As we kick off the Thanksgiving season, we'd like to bring to light the importance of spending time with our loved ones and take a moment to pause and be thankful. Each year, families across the world participate in their own unique and time-honored family rituals that hold a special place in their hearts. Some of our fondest memories as a child were created out of the traditions our parents and grandparents taught us.
Our founder, Eddie Anderson, and his son, Mark (owner and CEO), shared the importance of the stories and memories that go along with the plants in their home gardens. “These plants carry the memories of the events in our lives” explains Eddie.

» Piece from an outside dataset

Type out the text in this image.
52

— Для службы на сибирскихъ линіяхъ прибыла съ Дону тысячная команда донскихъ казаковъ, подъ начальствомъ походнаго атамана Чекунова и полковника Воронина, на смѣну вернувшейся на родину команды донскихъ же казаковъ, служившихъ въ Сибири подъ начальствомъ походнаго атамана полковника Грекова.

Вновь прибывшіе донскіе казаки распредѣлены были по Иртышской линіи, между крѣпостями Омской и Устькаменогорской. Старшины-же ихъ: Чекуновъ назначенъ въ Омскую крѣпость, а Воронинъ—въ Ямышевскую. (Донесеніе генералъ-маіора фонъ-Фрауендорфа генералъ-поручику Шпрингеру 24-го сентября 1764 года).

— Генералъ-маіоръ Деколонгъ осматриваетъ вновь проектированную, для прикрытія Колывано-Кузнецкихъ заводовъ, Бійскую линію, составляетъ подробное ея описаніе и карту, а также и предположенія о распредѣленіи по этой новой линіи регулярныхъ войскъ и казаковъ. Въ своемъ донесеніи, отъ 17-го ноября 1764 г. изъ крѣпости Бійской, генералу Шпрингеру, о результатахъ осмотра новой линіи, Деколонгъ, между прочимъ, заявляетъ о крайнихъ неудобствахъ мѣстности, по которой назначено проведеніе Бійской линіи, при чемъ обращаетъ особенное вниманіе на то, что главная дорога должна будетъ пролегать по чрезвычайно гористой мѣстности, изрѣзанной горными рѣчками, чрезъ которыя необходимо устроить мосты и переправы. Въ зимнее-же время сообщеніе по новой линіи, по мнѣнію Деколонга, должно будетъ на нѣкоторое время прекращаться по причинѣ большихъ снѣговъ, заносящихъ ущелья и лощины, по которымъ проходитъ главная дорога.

Recently, the Anderson families gathered together to plant a sapling from the historic Emancipation Oak tree. Located on the campus of Hampton University in Hampton, Virginia, the Emancipation Oak is quite possibly the most iconic tree in the state of Virginia. National Geographic has named it as one of The 10 Great Trees of the World. This grandiose, southern live oak is estimated to be more than 200 years old and the trunk itself is 9 to 10-feet in diameter. Its reputation dates back to before the Civil War and continues to be an enduring symbol of the university’s rich heritage. Prior to the Civil War, Virginia law forbid the education of slaves. However, in 1861, Mrs. Mary Smith Peake taught children of former slaves under the great oak tree, located merely three miles outside of the protective safety of Fort Monroe. Night classes were held under the tree for adults. On September 22, 1862, President Lincoln issued a preliminary copy of the Emancipation Proclamation, proclaiming that all slaves in the rebellious states “shall be then, thenceforward, and forever free”. It was an important time in the war as it turned the fight around from preserving the nation to a fight for human freedom. In 1863, the Virginia Peninsula's African American community gathered under the Emancipation Oak to witness the first Southern reading of President Abraham Lincoln's Emancipation Proclamation.

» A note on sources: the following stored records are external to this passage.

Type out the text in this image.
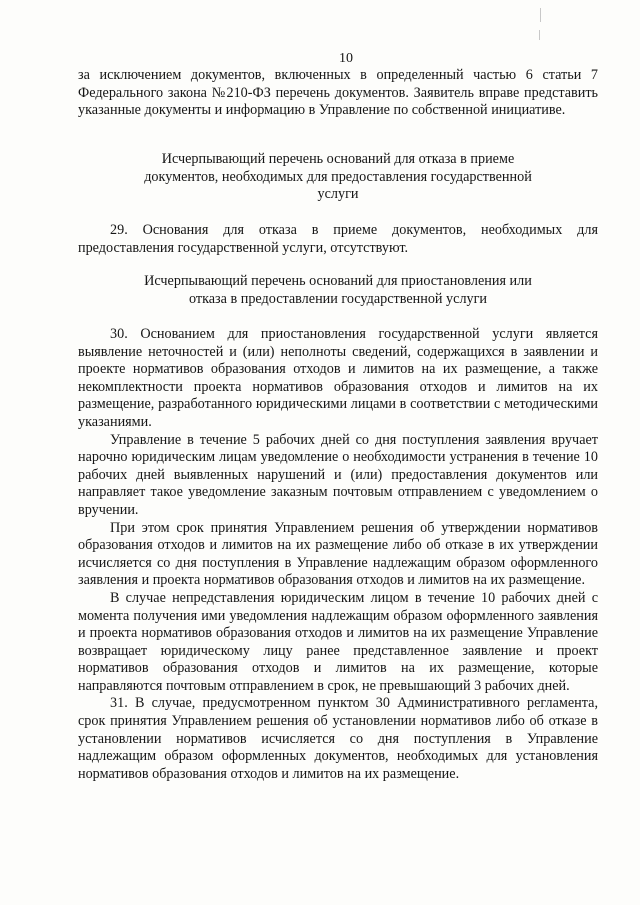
10

за исключением документов, включенных в определенный частью 6 статьи 7 Федерального закона №210-ФЗ перечень документов. Заявитель вправе представить указанные документы и информацию в Управление по собственной инициативе.

Исчерпывающий перечень оснований для отказа в приеме документов, необходимых для предоставления государственной услуги

29. Основания для отказа в приеме документов, необходимых для предоставления государственной услуги, отсутствуют.

Исчерпывающий перечень оснований для приостановления или отказа в предоставлении государственной услуги

30. Основанием для приостановления государственной услуги является выявление неточностей и (или) неполноты сведений, содержащихся в заявлении и проекте нормативов образования отходов и лимитов на их размещение, а также некомплектности проекта нормативов образования отходов и лимитов на их размещение, разработанного юридическими лицами в соответствии с методическими указаниями.

Управление в течение 5 рабочих дней со дня поступления заявления вручает нарочно юридическим лицам уведомление о необходимости устранения в течение 10 рабочих дней выявленных нарушений и (или) предоставления документов или направляет такое уведомление заказным почтовым отправлением с уведомлением о вручении.

При этом срок принятия Управлением решения об утверждении нормативов образования отходов и лимитов на их размещение либо об отказе в их утверждении исчисляется со дня поступления в Управление надлежащим образом оформленного заявления и проекта нормативов образования отходов и лимитов на их размещение.

В случае непредставления юридическим лицом в течение 10 рабочих дней с момента получения ими уведомления надлежащим образом оформленного заявления и проекта нормативов образования отходов и лимитов на их размещение Управление возвращает юридическому лицу ранее представленное заявление и проект нормативов образования отходов и лимитов на их размещение, которые направляются почтовым отправлением в срок, не превышающий 3 рабочих дней.

31. В случае, предусмотренном пунктом 30 Административного регламента, срок принятия Управлением решения об установлении нормативов либо об отказе в установлении нормативов исчисляется со дня поступления в Управление надлежащим образом оформленных документов, необходимых для установления нормативов образования отходов и лимитов на их размещение.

In 2010, Eddie Anderson planted a batch of acorns from the Emancipation Oak. One of the seedlings was given to President Barack Obama for planting on the White House grounds. The remaining 12 offspring have since been growing at the Anderson's home in Hampton, Virginia. To read the complete article click here. With all the challenges 2020 has presented us with, this year seemed like the perfect time for Eddie Anderson to present his son Mark with one of these prized saplings.

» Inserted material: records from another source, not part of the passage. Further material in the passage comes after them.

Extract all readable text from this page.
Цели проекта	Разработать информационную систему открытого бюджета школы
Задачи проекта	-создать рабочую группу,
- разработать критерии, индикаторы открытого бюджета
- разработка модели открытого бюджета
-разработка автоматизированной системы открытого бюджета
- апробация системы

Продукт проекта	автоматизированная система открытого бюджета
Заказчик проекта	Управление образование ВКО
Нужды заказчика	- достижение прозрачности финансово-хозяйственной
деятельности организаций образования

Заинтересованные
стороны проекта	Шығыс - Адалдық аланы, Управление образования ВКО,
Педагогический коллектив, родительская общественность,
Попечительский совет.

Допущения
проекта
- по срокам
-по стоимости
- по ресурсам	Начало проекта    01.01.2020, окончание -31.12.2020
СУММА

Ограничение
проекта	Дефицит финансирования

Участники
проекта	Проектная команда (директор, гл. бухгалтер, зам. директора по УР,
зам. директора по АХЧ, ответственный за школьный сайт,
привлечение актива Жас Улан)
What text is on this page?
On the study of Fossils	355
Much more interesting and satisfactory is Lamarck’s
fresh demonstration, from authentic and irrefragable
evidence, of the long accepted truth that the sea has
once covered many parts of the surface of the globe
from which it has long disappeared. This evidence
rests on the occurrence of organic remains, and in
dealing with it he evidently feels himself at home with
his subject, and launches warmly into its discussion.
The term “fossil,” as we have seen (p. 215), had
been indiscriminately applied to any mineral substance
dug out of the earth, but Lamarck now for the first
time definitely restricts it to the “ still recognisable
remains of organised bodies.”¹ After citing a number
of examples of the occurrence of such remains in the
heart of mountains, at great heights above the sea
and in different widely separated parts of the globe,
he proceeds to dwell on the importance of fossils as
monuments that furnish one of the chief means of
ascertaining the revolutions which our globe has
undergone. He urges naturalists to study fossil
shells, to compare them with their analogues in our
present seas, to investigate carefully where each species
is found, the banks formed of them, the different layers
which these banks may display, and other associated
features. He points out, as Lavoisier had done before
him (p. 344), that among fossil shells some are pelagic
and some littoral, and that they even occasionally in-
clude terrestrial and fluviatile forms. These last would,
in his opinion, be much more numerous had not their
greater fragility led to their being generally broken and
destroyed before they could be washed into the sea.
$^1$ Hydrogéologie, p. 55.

These days, life is more chaotic than ever, and it’s easy to get caught up in the day to day demands and distractions and forget all of the things in our lives to be grateful for. Coming together as a family, to not only remember the love for each other, but also our country, was a special moment for the Anderson family. Eddie expressed,“It linked three generations together. Even the neighbors joined in to sing 'America the Beautiful.' Maybe one day they will tell their children how they helped plant the tree. Maybe they will read their poem again. They may talk about the importance of trees or they may just drift off into the memory of a happy family event. We never know what part of the day will stick with young minds. The photos record the event and established a benchmark in the development of the tree and the family. October 18th was a beautiful, sunny day to plant this living witness to the progress of the family.”
And as the Anderson family came together for one special moment, we at McDonald Garden Center thank you for the many moments you and your family have shared with us. We are so grateful to hold a special place in the Hampton Roads community and we thank you for letting us share in your lives.